Например, первым актом нового капиталистического сотрудничества Севера и Юга стала отмена южного гомстед-акта, согласно которому все федеральные земли, т. е. треть территории Алабамы, Арканзаса, Флориды, Луизианы и Миссисипи резервировалась за фермерами, которые должны были там поселиться. Это позволило отсутствовавшим на местах спекулянтам и торговцам древесиной скупить значительную часть этих земель.
Итак, сделка состоялась. Сенат и палата представителей Конгресса США создали соответствующий комитет, который должен был решить, кому отойдут голоса выборщиков. Приняли решение: голоса принадлежат Р. Хейсу и таким образом он становится президентом.

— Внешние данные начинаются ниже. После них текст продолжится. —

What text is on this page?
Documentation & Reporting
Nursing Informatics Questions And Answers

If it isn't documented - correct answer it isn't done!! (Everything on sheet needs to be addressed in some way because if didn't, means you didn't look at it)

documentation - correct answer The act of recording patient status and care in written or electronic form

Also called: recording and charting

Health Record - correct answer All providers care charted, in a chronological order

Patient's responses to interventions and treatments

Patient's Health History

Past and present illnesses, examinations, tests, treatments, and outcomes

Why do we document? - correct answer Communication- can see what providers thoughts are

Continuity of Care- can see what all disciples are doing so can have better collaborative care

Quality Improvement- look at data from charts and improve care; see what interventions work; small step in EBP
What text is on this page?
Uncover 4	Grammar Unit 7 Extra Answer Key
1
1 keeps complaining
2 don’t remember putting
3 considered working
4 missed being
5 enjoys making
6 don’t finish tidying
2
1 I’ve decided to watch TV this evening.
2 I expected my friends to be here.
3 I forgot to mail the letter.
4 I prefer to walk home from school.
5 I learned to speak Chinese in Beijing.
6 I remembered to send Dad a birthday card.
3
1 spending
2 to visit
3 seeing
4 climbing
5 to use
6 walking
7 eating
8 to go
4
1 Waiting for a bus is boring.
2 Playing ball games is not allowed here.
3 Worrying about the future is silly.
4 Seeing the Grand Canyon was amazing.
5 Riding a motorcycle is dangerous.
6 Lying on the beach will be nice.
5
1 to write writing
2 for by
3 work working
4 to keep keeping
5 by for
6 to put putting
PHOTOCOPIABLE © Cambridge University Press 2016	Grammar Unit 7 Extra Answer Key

К. Ванн Вудворд подводит итог: «Компромисс 1877 г. не был направлен на реставрацию на Юге прежних порядков… Он обеспечивал господствующим белым политическую автономию и невмешательство в вопросы расовой политики и обещал долю благ нового экономического порядка. В свою очередь Юг становился по существу сателлитом доминирующего региона».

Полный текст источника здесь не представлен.